With these three ideas, you might group them under this category: Amount of television children watch.

Each of these source quotations or paraphrases supports that category. For each group of information, repeat this process to group similar categories together. Then you can move on to order the information you gather.

Order

Once you have read your sources, taken notes, and grouped your information by category, the next step is to read critically, evaluate your sources, determine your thesis statement, and decide the best order in which to present your research. Note that as you begin to narrow your topic or focus, you will find some sources are not relevant.  That is fine! Do not try to squeeze every source mentioning "children" and "television" into your paper.

Let's say you have come up with the following categories from the sources you have read:

  • Children watch more than the recommended amount of television.
  • The more television children watch, the less likely they are to study.
  • Certain groups of children watch more television than others.
  • Students whose grades are poor in high school are 56% less likely to graduate from college.
  • Poor performance in middle school correlates to poor high school performance.
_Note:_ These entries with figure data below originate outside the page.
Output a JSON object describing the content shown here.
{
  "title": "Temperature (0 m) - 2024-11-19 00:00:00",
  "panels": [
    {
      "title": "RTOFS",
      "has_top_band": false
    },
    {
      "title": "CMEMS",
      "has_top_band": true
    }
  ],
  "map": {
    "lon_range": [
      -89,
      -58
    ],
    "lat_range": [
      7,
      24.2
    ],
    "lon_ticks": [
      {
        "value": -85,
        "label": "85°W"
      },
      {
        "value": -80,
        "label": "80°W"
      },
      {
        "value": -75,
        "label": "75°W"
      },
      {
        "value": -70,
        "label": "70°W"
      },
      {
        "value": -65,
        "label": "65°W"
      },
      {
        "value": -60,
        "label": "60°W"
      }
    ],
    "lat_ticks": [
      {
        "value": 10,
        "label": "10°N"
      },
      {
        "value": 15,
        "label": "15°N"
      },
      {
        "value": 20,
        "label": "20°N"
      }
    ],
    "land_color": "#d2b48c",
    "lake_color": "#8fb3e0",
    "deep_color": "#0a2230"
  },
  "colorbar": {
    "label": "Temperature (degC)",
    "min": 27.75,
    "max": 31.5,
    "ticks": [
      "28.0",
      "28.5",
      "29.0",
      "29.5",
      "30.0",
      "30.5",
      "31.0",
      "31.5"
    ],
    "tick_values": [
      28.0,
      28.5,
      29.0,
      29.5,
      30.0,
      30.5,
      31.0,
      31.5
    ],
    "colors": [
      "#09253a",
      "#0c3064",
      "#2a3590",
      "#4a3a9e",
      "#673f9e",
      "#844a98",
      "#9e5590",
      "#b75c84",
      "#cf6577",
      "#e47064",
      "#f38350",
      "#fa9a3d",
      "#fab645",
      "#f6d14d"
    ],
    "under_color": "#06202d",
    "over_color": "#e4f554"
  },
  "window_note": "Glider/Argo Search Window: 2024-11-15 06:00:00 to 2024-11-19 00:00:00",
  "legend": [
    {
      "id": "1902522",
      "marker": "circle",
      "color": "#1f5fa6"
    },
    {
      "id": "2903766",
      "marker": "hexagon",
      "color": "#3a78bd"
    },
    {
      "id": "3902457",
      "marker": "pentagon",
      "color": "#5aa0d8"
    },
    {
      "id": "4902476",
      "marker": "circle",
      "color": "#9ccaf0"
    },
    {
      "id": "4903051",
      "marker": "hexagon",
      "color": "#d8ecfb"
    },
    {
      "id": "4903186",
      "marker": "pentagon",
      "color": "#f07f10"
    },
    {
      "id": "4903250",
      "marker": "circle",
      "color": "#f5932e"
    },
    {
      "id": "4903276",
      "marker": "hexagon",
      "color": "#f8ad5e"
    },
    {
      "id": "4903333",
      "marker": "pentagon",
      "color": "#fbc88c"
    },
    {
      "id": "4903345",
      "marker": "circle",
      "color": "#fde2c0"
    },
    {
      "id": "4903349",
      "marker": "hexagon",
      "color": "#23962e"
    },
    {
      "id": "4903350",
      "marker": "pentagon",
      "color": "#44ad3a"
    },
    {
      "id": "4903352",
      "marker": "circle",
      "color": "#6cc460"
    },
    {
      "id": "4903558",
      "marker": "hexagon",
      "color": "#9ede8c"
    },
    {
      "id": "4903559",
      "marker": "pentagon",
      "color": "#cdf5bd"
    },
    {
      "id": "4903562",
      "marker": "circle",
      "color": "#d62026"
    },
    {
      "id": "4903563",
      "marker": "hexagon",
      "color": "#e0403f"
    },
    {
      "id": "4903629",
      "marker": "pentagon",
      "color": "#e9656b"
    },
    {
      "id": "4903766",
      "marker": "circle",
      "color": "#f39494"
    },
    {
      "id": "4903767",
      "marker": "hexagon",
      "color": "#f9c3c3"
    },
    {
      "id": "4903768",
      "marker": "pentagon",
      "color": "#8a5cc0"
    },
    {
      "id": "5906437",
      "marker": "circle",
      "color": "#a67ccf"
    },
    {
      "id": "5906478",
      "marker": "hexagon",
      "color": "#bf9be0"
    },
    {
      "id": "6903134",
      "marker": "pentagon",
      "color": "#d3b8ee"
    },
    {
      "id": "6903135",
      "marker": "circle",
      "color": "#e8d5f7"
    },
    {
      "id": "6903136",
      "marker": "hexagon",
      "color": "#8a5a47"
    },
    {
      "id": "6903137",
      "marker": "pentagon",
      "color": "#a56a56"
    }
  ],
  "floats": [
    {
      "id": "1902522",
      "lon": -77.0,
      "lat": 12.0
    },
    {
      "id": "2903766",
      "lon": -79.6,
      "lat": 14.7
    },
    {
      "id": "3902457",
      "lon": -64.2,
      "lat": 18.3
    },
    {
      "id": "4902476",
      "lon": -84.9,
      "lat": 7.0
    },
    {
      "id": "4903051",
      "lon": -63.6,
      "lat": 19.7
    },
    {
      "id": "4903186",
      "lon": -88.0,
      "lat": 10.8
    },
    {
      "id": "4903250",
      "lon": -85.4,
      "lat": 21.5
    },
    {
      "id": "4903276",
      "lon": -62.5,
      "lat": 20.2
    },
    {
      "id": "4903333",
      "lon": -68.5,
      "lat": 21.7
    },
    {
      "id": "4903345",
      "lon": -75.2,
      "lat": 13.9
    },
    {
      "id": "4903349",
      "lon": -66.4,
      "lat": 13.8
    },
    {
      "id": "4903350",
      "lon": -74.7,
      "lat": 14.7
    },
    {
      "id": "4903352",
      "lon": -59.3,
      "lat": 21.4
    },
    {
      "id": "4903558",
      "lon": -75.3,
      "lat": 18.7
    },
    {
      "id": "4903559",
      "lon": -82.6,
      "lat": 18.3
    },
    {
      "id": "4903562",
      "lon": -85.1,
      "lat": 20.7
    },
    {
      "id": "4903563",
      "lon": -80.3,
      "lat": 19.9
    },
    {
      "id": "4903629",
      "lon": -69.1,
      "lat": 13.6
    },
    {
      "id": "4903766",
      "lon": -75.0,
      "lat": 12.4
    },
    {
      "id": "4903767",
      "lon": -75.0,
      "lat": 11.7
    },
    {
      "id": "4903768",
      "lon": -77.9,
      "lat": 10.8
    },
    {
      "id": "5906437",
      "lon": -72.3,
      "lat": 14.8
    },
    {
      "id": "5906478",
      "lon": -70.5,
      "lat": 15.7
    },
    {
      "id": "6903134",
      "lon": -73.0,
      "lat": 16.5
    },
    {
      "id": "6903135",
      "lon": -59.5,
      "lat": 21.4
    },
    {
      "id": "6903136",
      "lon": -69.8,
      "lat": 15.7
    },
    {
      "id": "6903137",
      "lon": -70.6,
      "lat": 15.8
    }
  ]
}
You will want the order of your material to advance and prove your thesis. As mentioned in our thesis handout, every thesis needs to be capable of advancement. Let's assume that your thesis is Children who watch more than the recommended amount of television are less likely to receive a college education. In this case, it seems that you will want to start off by showing that there is a problem, and then giving examples of that problem and its consequences.

The best order for these categories would be the following:

  1. Children watch more than the recommended amount of television.
  2. Certain groups of children watch more television than others.
  3. The more television children watch, the less likely they are to study.
  4. Poor performance in middle school correlates to poor high school performance
  5. Students whose grades are poor in high school are 56% less likely to graduate from college.

The way a paper is organized is largely the result of the logical and causal relationships between the categories or topics apparent in the research. In other words, each category's placement is specifically chosen so that it is the result of the previous theme and able to contribute to the next, as the previous example shows.  It is often a good practice to save your strongest argument or evidence until the end of the paper and build up to it. Using careful organization to advance your thesis will help guide your reader to your conclusion!